Sommet de Copenhague (2/3) : les nouveaux piliers d'un monde multipolaire

Face au défi climatique, l’Histoire déterminera et façonnera certainement davantage le cours de l’Homme que l’inverse. A Copenhague, l’Histoire semble déjà prendre le pas et se joue de leaders mondiaux dépassés. Mais il nous appartient de tenter d’en déchiffrer le sens pour s’y inscrire de la manière là plus souple et la plus anticipée possible. Les bouleversements seront profonds, à commencer par la géopolitique.

A ce titre, la Convention Cadre des Nations Unies sur le Changement Climatique est un laboratoire unique pour observer l’évolution de la géopolitique, et ce d’autant plus que Copenhague a priorisé la question climatique au cœur des problématiques structurantes de notre temps. En effet, la seconde image phare de Copenhague est celle de cette poignée de chefs d’Etat et de gouvernement, des Etats-Unis et des principaux pays émergents, décidant dans la précipitation et la confusion la plus totale du seul résultat concret, d’une pauvreté abyssale, issu de deux années de négociations intensives par 192 pays.

Les premières interprétations de ce Yalta climatique sont d’une évidence navrante : affirmation du G2 sino-américain à la direction des affaires du monde, confirmation du poids déterminant des économies émergentes au détriment d’une Europe vieillissante et dépassée, mise en terre des Nations Unies et du multilatéralisme, aux côtés de la partie Sud de la planète qui n’a pas eu la bonne idée d’émerger à temps, et à laquelle on a dénié jusqu’au droit d’appeler au secours… Certes, mais encore faut-il dissocier les faits, l’interprétation des faits et leurs conséquences attendues sur la géopolitique à moyen et long terme.

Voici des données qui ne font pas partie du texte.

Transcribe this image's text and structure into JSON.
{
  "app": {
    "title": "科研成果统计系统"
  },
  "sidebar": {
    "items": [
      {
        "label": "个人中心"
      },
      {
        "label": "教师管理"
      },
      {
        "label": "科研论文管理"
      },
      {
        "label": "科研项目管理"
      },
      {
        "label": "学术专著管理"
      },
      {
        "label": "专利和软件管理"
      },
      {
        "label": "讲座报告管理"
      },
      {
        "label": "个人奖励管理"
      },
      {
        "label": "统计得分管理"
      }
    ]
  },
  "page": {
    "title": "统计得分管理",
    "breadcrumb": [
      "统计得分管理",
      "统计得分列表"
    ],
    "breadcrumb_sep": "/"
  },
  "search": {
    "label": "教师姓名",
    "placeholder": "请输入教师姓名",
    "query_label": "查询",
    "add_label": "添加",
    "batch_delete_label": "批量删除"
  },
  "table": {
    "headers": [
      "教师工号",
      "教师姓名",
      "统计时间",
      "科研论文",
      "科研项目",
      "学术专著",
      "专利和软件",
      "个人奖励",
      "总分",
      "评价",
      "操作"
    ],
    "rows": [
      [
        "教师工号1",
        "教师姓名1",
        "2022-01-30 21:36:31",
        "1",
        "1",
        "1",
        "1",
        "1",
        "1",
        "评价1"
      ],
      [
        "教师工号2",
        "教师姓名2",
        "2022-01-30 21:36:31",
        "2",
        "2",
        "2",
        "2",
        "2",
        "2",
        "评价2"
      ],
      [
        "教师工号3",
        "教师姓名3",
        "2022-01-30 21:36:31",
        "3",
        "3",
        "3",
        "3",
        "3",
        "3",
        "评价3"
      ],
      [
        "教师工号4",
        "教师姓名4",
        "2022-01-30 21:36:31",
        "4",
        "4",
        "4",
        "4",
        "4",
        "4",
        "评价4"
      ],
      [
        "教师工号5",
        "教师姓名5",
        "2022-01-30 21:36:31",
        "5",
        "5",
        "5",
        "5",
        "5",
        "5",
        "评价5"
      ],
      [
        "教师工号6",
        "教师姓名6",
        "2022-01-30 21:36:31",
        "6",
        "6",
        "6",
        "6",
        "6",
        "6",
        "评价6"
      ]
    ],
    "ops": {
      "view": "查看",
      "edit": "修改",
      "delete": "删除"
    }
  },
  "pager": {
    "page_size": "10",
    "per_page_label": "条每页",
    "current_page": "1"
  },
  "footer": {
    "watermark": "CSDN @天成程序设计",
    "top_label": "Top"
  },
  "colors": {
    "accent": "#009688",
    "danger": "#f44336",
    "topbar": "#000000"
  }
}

Ainsi, le deuxième enseignement majeur de Copenhague consacre la fin d’une vision binaire Nord-Sud des relations internationales. Cette construction géopolitique manichéenne issue de l’époque coloniale vise à opposer les pays du Nord, riches et puissants, aux pays du Sud pauvres et sans réel pouvoir, si ce n’est celui de se laisser corrompre par le plus offrant. L’époque de la Guerre Froide n’a pas remplacé cette vision, en superposant seulement un niveau de relations différent entre puissants sans profondément remettre en cause le rapport pudiquement nommé « centre / périphérie » entre le Nord et le Sud.

Fondamentalement, les négociations sur le changement climatique – qui structureront largement à l’avenir les autres arènes de négociations internationales – pourraient voir émerger sept groupes différents de pays réunis par des circonstances et des intérêts homogènes. Ces groupes existent déjà sous la Convention mais jusqu’ici, ils ne se sont pas pour la plupart affirmés à travers une posture, un positionnement, des objectifs et une stratégie de négociation propres. Ainsi, l’Annexe 1 recouvre en fait trois dynamiques de pays distinctes, qui se distinguent par le niveau de conscience environnementale collective et par le mode plus ou moins démocratique d’exercice du pouvoir. De même, le G77+Chine (représentant plus de 130 pays en développement et émergents) pourrait laisser la place à quatre groupes de pays, dissociés essentiellement par leur degré de vulnérabilité au changement climatique, par les capacités propres des pays à y faire face et probablement par des fractures idéologiques dans la conception des enjeux et des stratégies de correction du changement climatique.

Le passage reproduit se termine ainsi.